Persberichten
30-10-2002
Breda wil haalbaarheid evenementenhal en evenemententerrein
onderzoeken
Het college van burgemeester en wethouders van Breda heeft vandaag
besloten om een haalbaarheidstudie naar een mogelijke combinatie van
evenementenhal en evenemententerrein nabij de voormalige vuilstort
Bavel/Dorst te laten verrichten. Zodra de gemeenteraad met dit
voorstel instemt, kan zon voorziening een stap dichter in Bredaas
bereik komen. Het onderzoek naar zon publiekstrekker bij de Bavelse
berg moet medio 2003 zijn afgerond. De plannen maken deel uit van de
brede structuurvisie voor Breda Oost.
Aanleiding
Op dit moment kan de stad alleen kleine regionale vakbeurzen en
publieksevenementen huisvesten. Ook ten aanzien van de bestaande
locaties voor buitenevenementen bestaan diverse knelpunten voor een
verdere groei. Het ontbreken van een goed geoutilleerde grootschalige
evenementenaccommodatie en dito evenemententerrein vormt een
bedreiging voor de positie van Breda als evenementen- en dienstenstad.

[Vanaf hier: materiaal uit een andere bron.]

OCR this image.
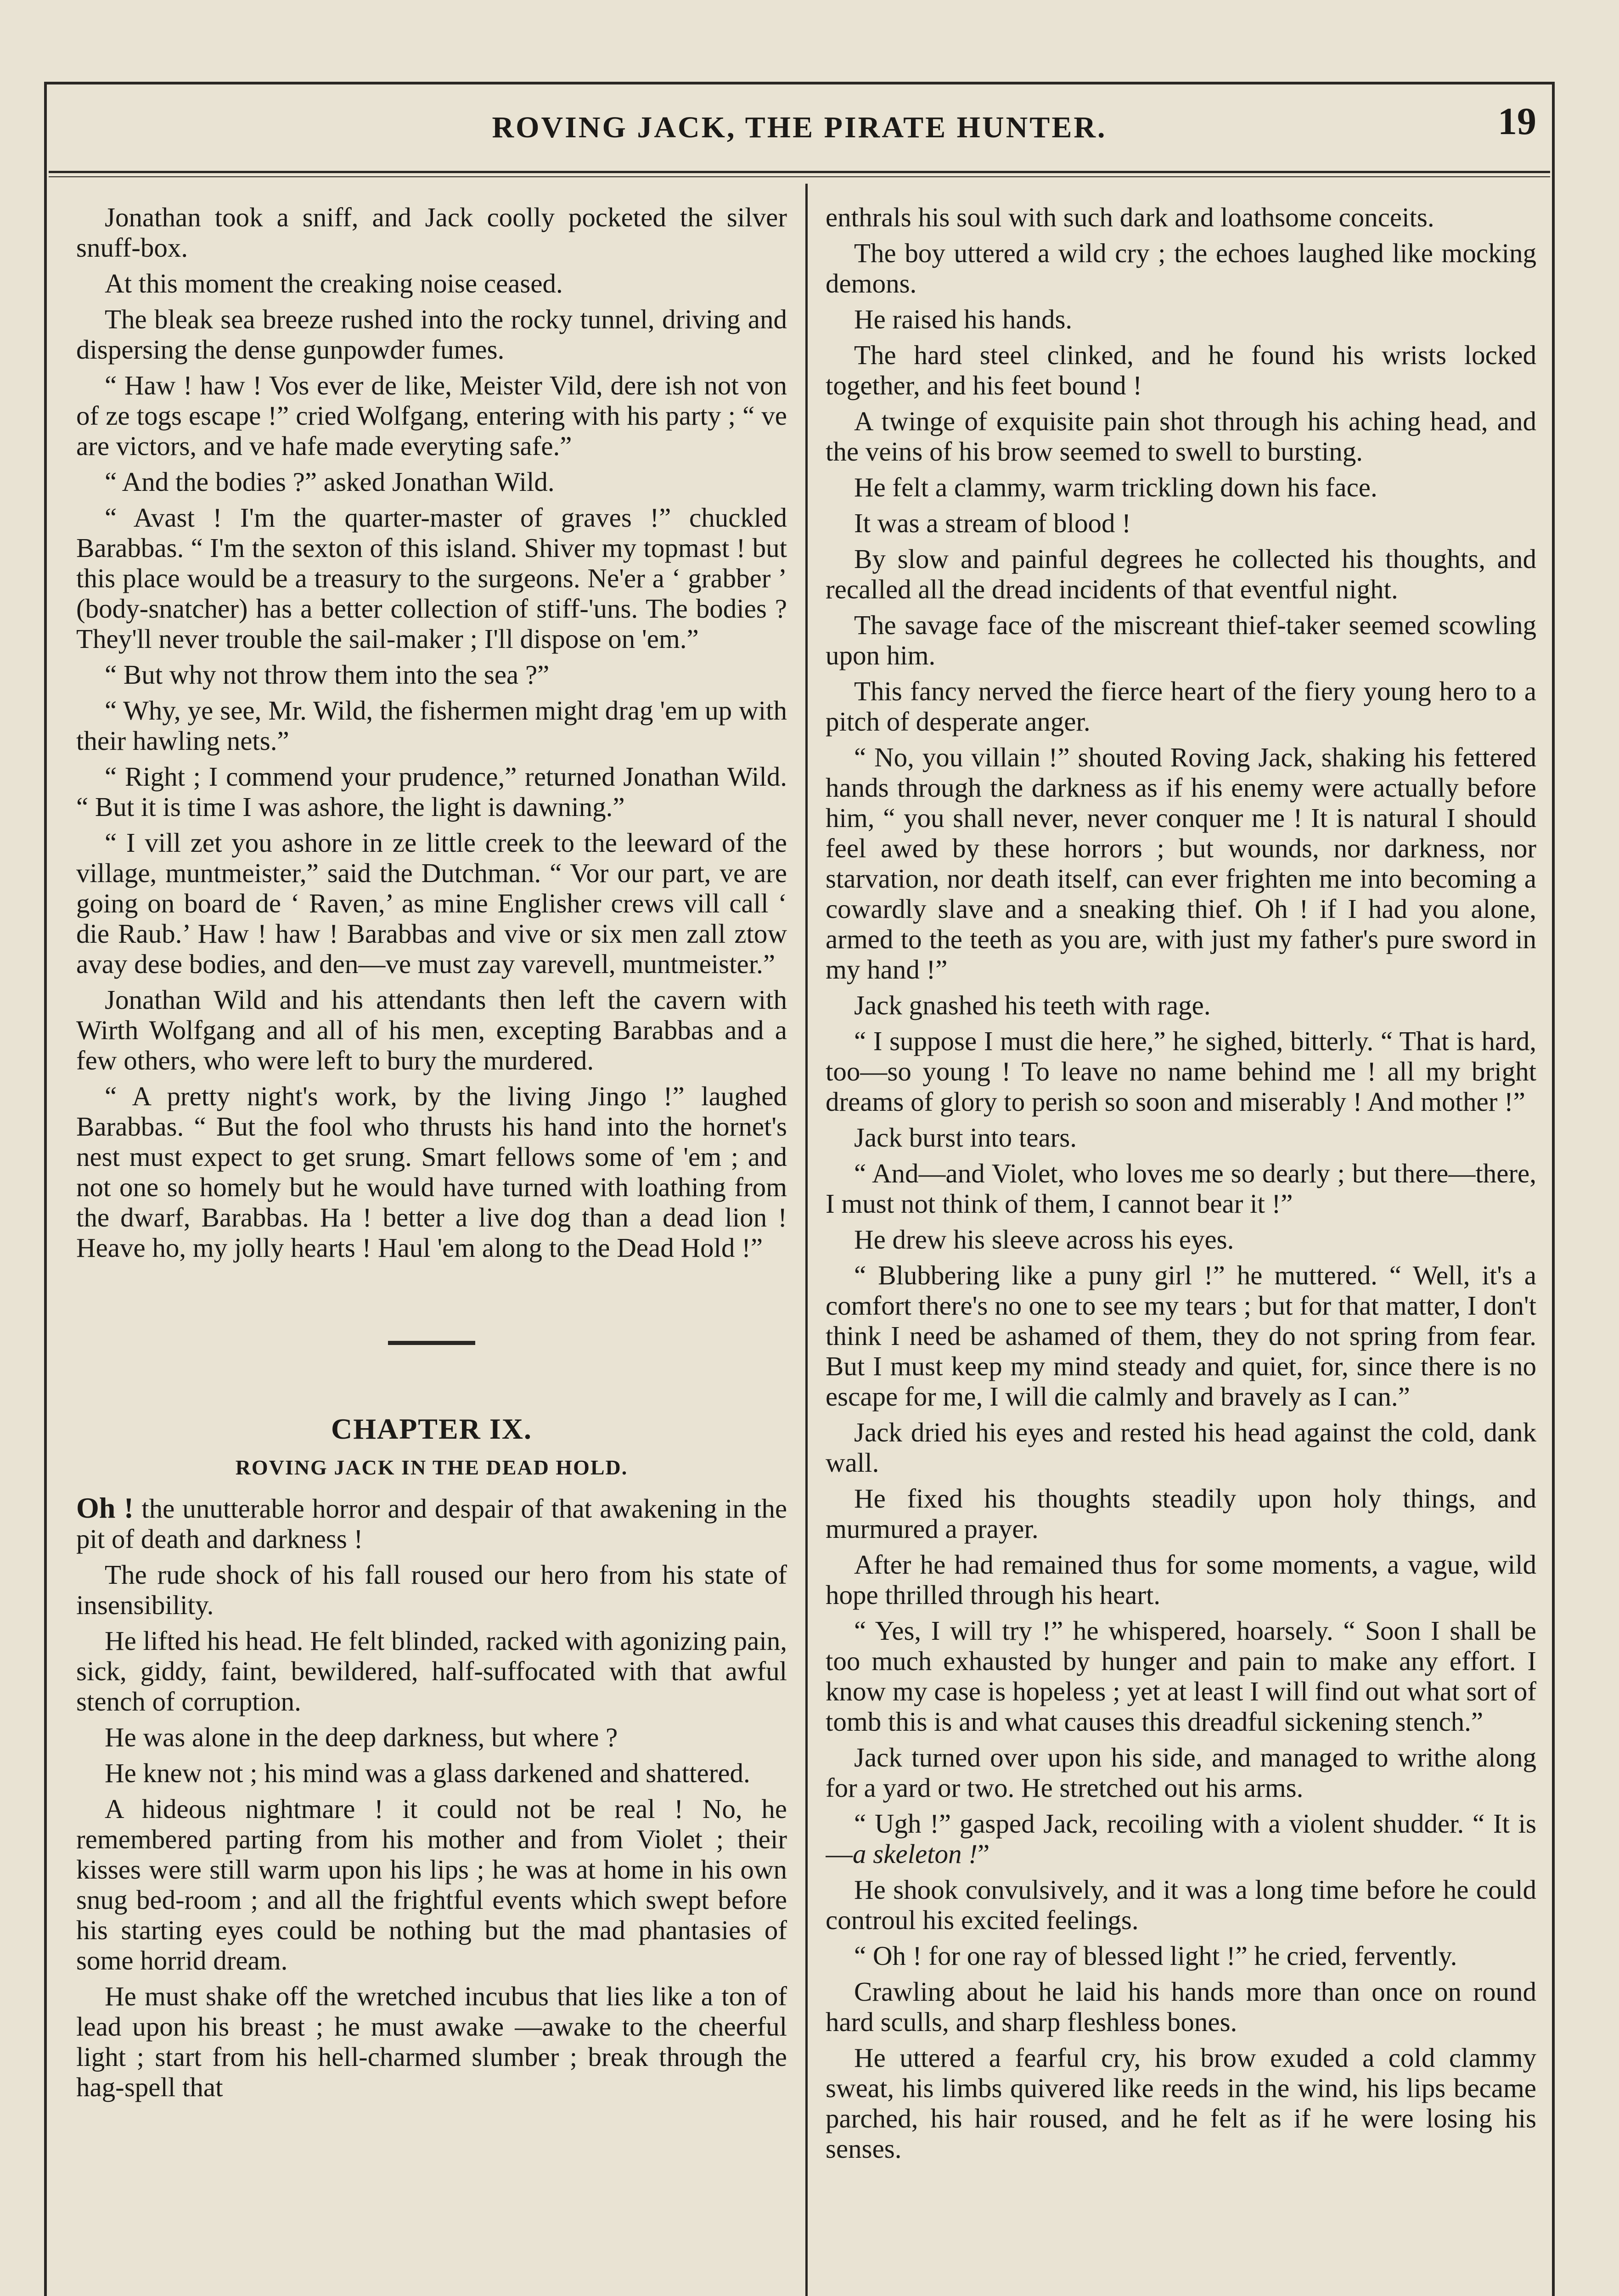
ROVING JACK, THE PIRATE HUNTER.	19

Jonathan took a sniff, and Jack coolly pocketed the silver snuff-box.

At this moment the creaking noise ceased.

The bleak sea breeze rushed into the rocky tunnel, driving and dispersing the dense gunpowder fumes.

“ Haw ! haw ! Vos ever de like, Meister Vild, dere ish not von of ze togs escape !” cried Wolfgang, entering with his party ; “ ve are victors, and ve hafe made everyting safe.”

“ And the bodies ?” asked Jonathan Wild.

“ Avast ! I'm the quarter-master of graves !” chuckled Barabbas. “ I'm the sexton of this island. Shiver my topmast ! but this place would be a treasury to the surgeons. Ne'er a ‘ grabber ’ (body-snatcher) has a better collection of stiff-'uns. The bodies ? They'll never trouble the sail-maker ; I'll dispose on 'em.”

“ But why not throw them into the sea ?”

“ Why, ye see, Mr. Wild, the fishermen might drag 'em up with their hawling nets.”

“ Right ; I commend your prudence,” returned Jonathan Wild. “ But it is time I was ashore, the light is dawning.”

“ I vill zet you ashore in ze little creek to the leeward of the village, muntmeister,” said the Dutchman. “ Vor our part, ve are going on board de ‘ Raven,’ as mine Englisher crews vill call ‘ die Raub.’ Haw ! haw ! Barabbas and vive or six men zall ztow avay dese bodies, and den—ve must zay varevell, muntmeister.”

Jonathan Wild and his attendants then left the cavern with Wirth Wolfgang and all of his men, excepting Barabbas and a few others, who were left to bury the murdered.

“ A pretty night's work, by the living Jingo !” laughed Barabbas. “ But the fool who thrusts his hand into the hornet's nest must expect to get srung. Smart fellows some of 'em ; and not one so homely but he would have turned with loathing from the dwarf, Barabbas. Ha ! better a live dog than a dead lion ! Heave ho, my jolly hearts ! Haul 'em along to the Dead Hold !”

CHAPTER IX.
ROVING JACK IN THE DEAD HOLD.

Oh ! the unutterable horror and despair of that awakening in the pit of death and darkness !

The rude shock of his fall roused our hero from his state of insensibility.

He lifted his head. He felt blinded, racked with agonizing pain, sick, giddy, faint, bewildered, half-suffocated with that awful stench of corruption.

He was alone in the deep darkness, but where ?

He knew not ; his mind was a glass darkened and shattered.

A hideous nightmare ! it could not be real ! No, he remembered parting from his mother and from Violet ; their kisses were still warm upon his lips ; he was at home in his own snug bed-room ; and all the frightful events which swept before his starting eyes could be nothing but the mad phantasies of some horrid dream.

He must shake off the wretched incubus that lies like a ton of lead upon his breast ; he must awake —awake to the cheerful light ; start from his hell-charmed slumber ; break through the hag-spell that

enthrals his soul with such dark and loathsome conceits.

The boy uttered a wild cry ; the echoes laughed like mocking demons.

He raised his hands.

The hard steel clinked, and he found his wrists locked together, and his feet bound !

A twinge of exquisite pain shot through his aching head, and the veins of his brow seemed to swell to bursting.

He felt a clammy, warm trickling down his face.

It was a stream of blood !

By slow and painful degrees he collected his thoughts, and recalled all the dread incidents of that eventful night.

The savage face of the miscreant thief-taker seemed scowling upon him.

This fancy nerved the fierce heart of the fiery young hero to a pitch of desperate anger.

“ No, you villain !” shouted Roving Jack, shaking his fettered hands through the darkness as if his enemy were actually before him, “ you shall never, never conquer me ! It is natural I should feel awed by these horrors ; but wounds, nor darkness, nor starvation, nor death itself, can ever frighten me into becoming a cowardly slave and a sneaking thief. Oh ! if I had you alone, armed to the teeth as you are, with just my father's pure sword in my hand !”

Jack gnashed his teeth with rage.

“ I suppose I must die here,” he sighed, bitterly. “ That is hard, too—so young ! To leave no name behind me ! all my bright dreams of glory to perish so soon and miserably ! And mother !”

Jack burst into tears.

“ And—and Violet, who loves me so dearly ; but there—there, I must not think of them, I cannot bear it !”

He drew his sleeve across his eyes.

“ Blubbering like a puny girl !” he muttered. “ Well, it's a comfort there's no one to see my tears ; but for that matter, I don't think I need be ashamed of them, they do not spring from fear. But I must keep my mind steady and quiet, for, since there is no escape for me, I will die calmly and bravely as I can.”

Jack dried his eyes and rested his head against the cold, dank wall.

He fixed his thoughts steadily upon holy things, and murmured a prayer.

After he had remained thus for some moments, a vague, wild hope thrilled through his heart.

“ Yes, I will try !” he whispered, hoarsely. “ Soon I shall be too much exhausted by hunger and pain to make any effort. I know my case is hopeless ; yet at least I will find out what sort of tomb this is and what causes this dreadful sickening stench.”

Jack turned over upon his side, and managed to writhe along for a yard or two. He stretched out his arms.

“ Ugh !” gasped Jack, recoiling with a violent shudder. “ It is—a skeleton !”

He shook convulsively, and it was a long time before he could controul his excited feelings.

“ Oh ! for one ray of blessed light !” he cried, fervently.

Crawling about he laid his hands more than once on round hard sculls, and sharp fleshless bones.

He uttered a fearful cry, his brow exuded a cold clammy sweat, his limbs quivered like reeds in the wind, his lips became parched, his hair roused, and he felt as if he were losing his senses.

Dit strookt niet met de ambities die de gemeente onder andere in de
Stadsvisie tot 2005 heeft verwoord.
Ambities
Om de groei van bestaande Bredase evenementen mogelijk te maken en in
de toekomst ook nieuwe, grootschaligere evenementen in- en outdoor te
kunnen accommoderen zal de totale ontwikkeling van evenementenhal en
terrein waarschijnlijk in totaal zon 20 hectare ruimte vergen. Als
norm wordt vooralsnog een bezoekersgemiddelde tussen 10.000 en 50.000
per dag gehanteerd. Qua uitstraling, inrichting en voorzieningen wil
Breda kwaliteit bieden om een breed scala aan evenementen te kunnen
huisvesten.
Het voorlopig programma van eisen voor een evenementenhal gaat op
grond van de uitkomsten van het Libéma-traject Steenakker uit van een
gefaseerde ontwikkeling. Daarbij zal in eerste instantie een modern,
veilig en goed geoutilleerd complex gerealiseerd worden met minimaal
8.000 m2 netto beursvloer en circa 4.000 m2 aan ruimtes t.b.v. horeca,
opslag, kantoor en vergaderfuncties etc. Daarnaast dient nog eens
6.000 m2 te worden gereserveerd voor toekomstige uitbreiding. Ook
wordt rekening gehouden met belangrijke deels ondergrondse-
infrastructuur, zoals water- stroom- en sanitaire voorzieningen en
moderne mediafaciliteiten. Ook in de parkeerbehoefte moet worden
voorzien.
Het evenemententerrein moet in ieder geval een groot centraal gelegen
open veld voor intensief gebruik herbergen (circa 8-10 ha). Daarnaast
is naar schatting nog zon 8-10 ha nodig om verschillende
wedstrijdparkoersen uit te kunnen zetten. Ook zou een tijdelijke
kampeervoorziening (een zogenaamde 24-uurs stadscamping) tot de
mogelijkheden moeten behoren.
Voordelen integrale aanpak
Koppeling van beide onderzoekstrajecten biedt wellicht kansen om de
diverse gemeentelijke ambities rond de ontwikkeling van de
stad(srandzone) via een integrale aanpak (economie, evenementen,
toerisme en natuur) te verwezenlijken. Bovendien heeft de combinatie
van evenementenhal en terrein mogelijk meer aantrekkingskracht op
marktpartijen, die hun exploitatiemogelijkheden zien toenemen door
betere seizoenspreiding en meer differentiatie in programmering. Naar
verwachting leveren de specifieke locatiekenmerken rond de Bavelse
Berg ook investeringsbesparingen op. Zo kunnen ruimere
geluidscontouren mogelijk de isolatiekosten drukken en is niet
uitgesloten dat parkeerplaatsen op maaiveld worden gerealiseerd.
Draagvlak
De haalbaarheidstudie moet uitwijzen of de integrale ontwikkeling
economisch, ruimtelijk en financieel haalbaar is. Daarnaast moet
duidelijk worden of er voldoende draagvlak bestaat onder
belanghebbende partijen in de stadsregio en of er voor deze unieke
ontwikkeling potentiële marktpartijen te vinden zijn. De gemeente
nodigt belanghebbenden en potentieel geïnteresseerde marktpartijen dan
ook met nadruk uit om de uitgebreide notitie over deze
haalbaarheidstudie op te vragen bij de afdeling Economische zaken.